Details
Perrins Hall - The Royal Grammar School
Upper Tything
Worcester
Worcestershire
WR1 1HP
England
Programme
Ian Venables – Five songs of War and Remembrance, Op.46: 'Through These Pale Cold Days'
Ralph Vaughan Williams – Four Hymns for Viola and Piano: no.3, Come Love, come Lord
Ralph Vaughan Williams – Four Hymns for Viola and Piano: no.1, Lord! Come away
Robert Schumann – Marchenbilder, Op.113
Ivor Gurney – 5 Elizabethan Songs: Sleep
Gerald Finzi – Since we loved
Gerald Finzi – To Joy
Gerald Finzi – Budmouth Dears
Roger Quilter – Now sleeps the crimson petal, Op.3 no.2
Benjamin Britten – Last rose of summer
Benjamin Britten – Sally in our alley
Benjamin Britten – Oliver Cromwell
Performers
Nick Pritchard – Tenor
Benjamin Frith – piano
Louise Williams – viola
Programme Note
Ian Venables’s 1st World War commemorative song cycle, has been commissioned by The Limoges Trust for the City of Worcester. The work will form the centerpiece of a recital given by Nick Pritchard, Louise Williams and Benjamin Frith on the eve of the Battle of the Somme.

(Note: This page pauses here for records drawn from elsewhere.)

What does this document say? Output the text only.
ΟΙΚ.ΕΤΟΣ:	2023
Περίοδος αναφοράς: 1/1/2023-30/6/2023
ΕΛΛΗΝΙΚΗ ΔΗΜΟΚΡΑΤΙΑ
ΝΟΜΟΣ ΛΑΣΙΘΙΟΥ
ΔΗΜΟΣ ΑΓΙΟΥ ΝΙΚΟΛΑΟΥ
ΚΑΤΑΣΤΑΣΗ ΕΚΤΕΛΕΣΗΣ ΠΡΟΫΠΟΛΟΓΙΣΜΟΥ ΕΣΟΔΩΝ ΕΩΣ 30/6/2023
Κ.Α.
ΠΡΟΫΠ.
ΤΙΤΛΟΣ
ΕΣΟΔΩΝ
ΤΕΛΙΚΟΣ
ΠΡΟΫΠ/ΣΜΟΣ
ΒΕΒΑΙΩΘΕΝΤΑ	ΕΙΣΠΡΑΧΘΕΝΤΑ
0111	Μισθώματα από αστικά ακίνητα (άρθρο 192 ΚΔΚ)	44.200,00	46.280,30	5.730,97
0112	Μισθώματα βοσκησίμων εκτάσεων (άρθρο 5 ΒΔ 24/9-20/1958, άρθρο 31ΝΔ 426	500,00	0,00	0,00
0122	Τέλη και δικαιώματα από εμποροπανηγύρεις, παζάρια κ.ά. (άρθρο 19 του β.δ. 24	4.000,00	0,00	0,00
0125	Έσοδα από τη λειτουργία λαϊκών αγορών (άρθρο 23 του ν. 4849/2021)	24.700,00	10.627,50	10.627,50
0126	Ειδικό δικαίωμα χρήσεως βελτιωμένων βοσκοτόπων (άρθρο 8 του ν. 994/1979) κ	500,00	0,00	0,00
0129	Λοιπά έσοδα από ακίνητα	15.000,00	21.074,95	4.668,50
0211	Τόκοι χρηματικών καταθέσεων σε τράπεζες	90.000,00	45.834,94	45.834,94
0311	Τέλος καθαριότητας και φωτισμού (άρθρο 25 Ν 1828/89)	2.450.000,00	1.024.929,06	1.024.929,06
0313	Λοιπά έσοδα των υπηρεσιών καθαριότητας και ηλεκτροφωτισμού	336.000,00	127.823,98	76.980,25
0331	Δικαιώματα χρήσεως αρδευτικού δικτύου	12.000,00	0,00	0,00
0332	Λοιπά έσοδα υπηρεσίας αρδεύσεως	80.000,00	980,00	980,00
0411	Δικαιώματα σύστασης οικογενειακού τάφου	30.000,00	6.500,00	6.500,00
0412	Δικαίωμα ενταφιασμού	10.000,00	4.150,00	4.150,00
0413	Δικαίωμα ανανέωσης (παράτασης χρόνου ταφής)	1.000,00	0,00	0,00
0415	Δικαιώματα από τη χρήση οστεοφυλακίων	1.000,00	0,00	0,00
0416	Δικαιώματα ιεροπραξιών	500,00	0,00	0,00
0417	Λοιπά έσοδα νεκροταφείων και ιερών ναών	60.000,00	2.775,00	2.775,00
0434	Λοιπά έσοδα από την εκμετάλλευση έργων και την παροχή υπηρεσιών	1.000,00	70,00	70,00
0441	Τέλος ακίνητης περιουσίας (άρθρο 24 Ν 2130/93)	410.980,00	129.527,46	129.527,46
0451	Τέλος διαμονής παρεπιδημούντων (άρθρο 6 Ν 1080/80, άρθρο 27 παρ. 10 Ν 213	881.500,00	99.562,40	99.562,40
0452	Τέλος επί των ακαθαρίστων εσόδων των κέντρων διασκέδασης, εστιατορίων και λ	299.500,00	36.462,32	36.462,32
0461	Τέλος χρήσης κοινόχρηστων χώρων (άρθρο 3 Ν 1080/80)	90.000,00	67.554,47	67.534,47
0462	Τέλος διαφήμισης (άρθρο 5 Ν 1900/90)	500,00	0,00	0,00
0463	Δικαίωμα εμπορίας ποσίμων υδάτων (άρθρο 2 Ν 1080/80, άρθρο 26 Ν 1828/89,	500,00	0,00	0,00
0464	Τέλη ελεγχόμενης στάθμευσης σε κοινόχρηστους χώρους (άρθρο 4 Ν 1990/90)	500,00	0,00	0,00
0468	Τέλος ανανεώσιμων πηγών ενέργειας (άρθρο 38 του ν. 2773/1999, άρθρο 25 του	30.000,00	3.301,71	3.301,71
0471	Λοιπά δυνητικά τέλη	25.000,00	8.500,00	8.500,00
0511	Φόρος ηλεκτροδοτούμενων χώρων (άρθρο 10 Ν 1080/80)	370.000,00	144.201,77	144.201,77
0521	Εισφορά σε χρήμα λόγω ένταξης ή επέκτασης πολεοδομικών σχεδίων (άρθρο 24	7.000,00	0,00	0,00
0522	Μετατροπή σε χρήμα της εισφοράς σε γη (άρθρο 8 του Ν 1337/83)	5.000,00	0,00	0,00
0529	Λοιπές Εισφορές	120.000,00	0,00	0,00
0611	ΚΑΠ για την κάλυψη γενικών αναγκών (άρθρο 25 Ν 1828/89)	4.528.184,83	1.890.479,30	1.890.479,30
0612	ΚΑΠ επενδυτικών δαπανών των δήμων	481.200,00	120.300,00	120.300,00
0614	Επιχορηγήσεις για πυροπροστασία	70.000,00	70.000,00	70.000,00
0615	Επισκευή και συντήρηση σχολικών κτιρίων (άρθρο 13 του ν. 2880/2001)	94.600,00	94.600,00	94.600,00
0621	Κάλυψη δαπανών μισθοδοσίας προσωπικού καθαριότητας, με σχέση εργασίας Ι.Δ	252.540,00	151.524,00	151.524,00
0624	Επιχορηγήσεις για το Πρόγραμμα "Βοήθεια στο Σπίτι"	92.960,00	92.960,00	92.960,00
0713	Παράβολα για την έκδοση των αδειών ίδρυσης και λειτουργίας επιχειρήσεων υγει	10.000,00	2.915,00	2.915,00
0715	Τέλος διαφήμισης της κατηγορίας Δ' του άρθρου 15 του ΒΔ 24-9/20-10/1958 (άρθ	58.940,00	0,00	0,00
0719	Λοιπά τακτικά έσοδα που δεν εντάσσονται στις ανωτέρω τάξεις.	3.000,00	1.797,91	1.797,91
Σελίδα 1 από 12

In a programme note about the work the composer has written, “Once I had decided upon the cycle’s instrumentation for voice, viola and piano, the usually enjoyable task of finding suitable texts began. I say, usually enjoyable, because the more war poetry I read the more I realised how challenging writing such a work might be. The main difficulty is that the vast majority of war poetry is so starkly realistic and uncompromising. Perhaps, this is why there have been few WW1 poems set to music. It is for this reason I began to question whether setting such words to music might be an affront to the poetry itself. Fortunately, these thoughts were soon dispelled when I found a number of poems that dealt with ‘themes’ that might have resonance for a contemporary audience – one that is looking back on an event that has now passed into history. These ‘themes’ touch upon the universality of loss, love, and personal identity and so lifts the poetry out of the arena of war and brings it within the compass of personal experience."